In this cross-sectional study, the first aim is to gain more insights in determinants of non-screening behavior, by examining both implicit associations [15,16] and reasoned reactions towards chlamydia screening. Determinants in this study are defined as factors that have been found to be associated with intention and behavior and can be hypothesized to influence the behavior. Earlier qualitative studies showed that giving verbal or written information about chlamydia infection, treatment, and possible effects caused both a reassured feeling but also anxiety and annoyance [7]. The second aim is therefore to unravel the influences of giving information by a letter, on the implicit and reasoned determinants and intentions to participate in chlamydia screening.

Methods

Following recent pleas for full disclosure of research materials [17,18] data, analyses and output, the informed consents, the questionnaires (in Portable Document Format, .pdf), and the letters (in Dutch, in PDF), are combined in a .rar archive as Additional file 1 and in a scientific repository at http://sciencerep.org/10/ webcite.

Additional file 1. Invitation letters, questionnaires, databases and syntax for the study ‘Non-Participation in Chlamydia Screening in the Netherlands: Determinants associated with young people's intention to participate in chlamydia screening.

Format: RAR Size: 5.3MB Download fileOpen Data

Participants

From a random sample, 3716 participants (2732 female) between the ages of 16 to 29 years were invited through Flycatcher, a representative online panel (http://www.flycatcher.eu/ webcite). The Flycatcher panel consists out of 16.000 individuals above 12 years of age, and is representative for the Dutch population (ISO 26362 Dutch quality label, certifying that the panel can be used for social-scientific research). In total, 1822 subjects completed the study (49% response rate). For analyses, participants who received a letter to test for chlamydia in the past (N = 273), or participants who actually have tested for chlamydia in the six months before this study (N = 165) were excluded.

Procedure

To find out what the determinants of non-screening behavior are, and to examine whether the original informational invitation letter had an impact on impulsive associations and reasoned reactions, participants were randomly allocated to three different groups. The first aim was studied in the no-letter group. For the second aim, we compared the influence of the original PHS invitation letter with the no-letter group, but we also developed an alternative letter. In this alternative letter, the informational content was similar to the original PHS letter but the content was simplified and adapted to decrease possible negative associations and promote a more positive attitude towards chlamydia (see The invitation letters). Participants in the first group (25%) were asked to start with reading the newly developed letter. In the second group (25%), subjects read the original invitation letter of the PHS’s. The third (control) group (50% of all participants) did not receive any information at the start of the study. Through the letters, young adults were invited to participate in the annual chlamydia screening, and information was given about the chlamydia screening including general information, the purpose and procedures (the participants in this study were told that they were not in fact invited to test for chlamydia but to just evaluate the letter).
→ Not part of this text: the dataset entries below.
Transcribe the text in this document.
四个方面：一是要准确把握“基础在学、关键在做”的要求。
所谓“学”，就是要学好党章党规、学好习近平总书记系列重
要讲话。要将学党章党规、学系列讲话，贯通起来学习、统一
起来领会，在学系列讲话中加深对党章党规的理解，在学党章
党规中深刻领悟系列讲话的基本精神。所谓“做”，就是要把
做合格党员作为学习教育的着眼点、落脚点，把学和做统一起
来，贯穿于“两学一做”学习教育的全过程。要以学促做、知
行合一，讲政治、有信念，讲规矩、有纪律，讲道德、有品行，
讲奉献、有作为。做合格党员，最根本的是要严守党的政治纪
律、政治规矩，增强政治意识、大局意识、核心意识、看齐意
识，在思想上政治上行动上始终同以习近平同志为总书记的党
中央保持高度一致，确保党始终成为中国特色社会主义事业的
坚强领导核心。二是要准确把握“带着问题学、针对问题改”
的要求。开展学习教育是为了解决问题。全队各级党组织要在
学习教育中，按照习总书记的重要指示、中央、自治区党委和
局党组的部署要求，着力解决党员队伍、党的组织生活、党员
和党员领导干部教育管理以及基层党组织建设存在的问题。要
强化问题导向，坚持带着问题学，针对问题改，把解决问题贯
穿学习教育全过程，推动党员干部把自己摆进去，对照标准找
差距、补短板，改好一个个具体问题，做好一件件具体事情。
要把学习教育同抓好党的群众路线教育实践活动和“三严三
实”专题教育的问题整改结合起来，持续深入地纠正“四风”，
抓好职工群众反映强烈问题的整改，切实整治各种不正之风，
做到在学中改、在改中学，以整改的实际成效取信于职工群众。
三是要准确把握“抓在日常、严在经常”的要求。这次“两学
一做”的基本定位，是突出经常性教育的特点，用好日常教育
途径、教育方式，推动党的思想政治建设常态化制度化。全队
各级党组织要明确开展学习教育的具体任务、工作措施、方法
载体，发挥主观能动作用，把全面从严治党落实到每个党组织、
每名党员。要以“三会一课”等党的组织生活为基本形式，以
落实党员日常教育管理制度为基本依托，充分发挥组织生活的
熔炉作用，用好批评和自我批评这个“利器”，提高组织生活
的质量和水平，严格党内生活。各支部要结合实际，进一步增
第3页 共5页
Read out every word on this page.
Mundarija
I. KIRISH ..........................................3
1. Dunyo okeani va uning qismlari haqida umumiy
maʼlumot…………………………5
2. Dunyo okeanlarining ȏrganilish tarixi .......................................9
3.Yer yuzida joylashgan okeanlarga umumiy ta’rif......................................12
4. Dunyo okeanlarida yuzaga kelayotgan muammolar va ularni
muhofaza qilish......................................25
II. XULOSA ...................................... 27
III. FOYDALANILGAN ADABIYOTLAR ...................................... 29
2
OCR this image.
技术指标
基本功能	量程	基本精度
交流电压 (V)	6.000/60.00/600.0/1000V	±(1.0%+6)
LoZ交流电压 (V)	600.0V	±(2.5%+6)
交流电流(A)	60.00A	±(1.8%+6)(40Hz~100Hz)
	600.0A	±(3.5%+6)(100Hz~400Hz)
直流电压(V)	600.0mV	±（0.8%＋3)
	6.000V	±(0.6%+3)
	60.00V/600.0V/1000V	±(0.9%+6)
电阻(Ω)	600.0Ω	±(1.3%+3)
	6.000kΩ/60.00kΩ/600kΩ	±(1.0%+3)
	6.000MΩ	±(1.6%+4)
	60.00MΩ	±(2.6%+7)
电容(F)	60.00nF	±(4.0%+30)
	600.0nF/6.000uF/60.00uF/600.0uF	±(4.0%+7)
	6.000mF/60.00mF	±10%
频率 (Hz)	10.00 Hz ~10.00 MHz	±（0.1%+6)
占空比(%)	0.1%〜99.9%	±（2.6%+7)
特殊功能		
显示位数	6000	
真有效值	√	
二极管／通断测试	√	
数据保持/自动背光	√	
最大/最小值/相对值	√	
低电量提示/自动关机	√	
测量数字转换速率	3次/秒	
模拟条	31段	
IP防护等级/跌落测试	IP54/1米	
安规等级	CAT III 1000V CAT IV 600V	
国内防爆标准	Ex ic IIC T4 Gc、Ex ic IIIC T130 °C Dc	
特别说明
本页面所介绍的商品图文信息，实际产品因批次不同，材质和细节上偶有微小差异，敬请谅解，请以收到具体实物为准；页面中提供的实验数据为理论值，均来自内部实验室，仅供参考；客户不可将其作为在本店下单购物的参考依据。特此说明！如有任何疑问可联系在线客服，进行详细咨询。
After giving informed consent by clicking on the appropriate button (see also Additional file 1 for the original and translated informed consent), participants were randomized. Subsequently, the participants in the letter-groups read the invitation letter, after which the implicit associations were measured; the no-letter group started after randomization immediately with the implicit association measures. Then, all participants received a self-report questionnaire in which reasoned reactions, including intentions, and past behaviors were measured. Reasoned reactions were measured last because their measurement may influence implicit associations. Finally, people in the two letter-groups received another short questionnaire to evaluate the letter they read, after which all participants were debriefed (see Figure 2). At the beginning of the study, participants were informed about the procedures but not about the content of the study, as associations and answers might be influenced. This study was approved by the Research Ethics Board of the Faculty of Psychology and Neuroscience, Maastricht University.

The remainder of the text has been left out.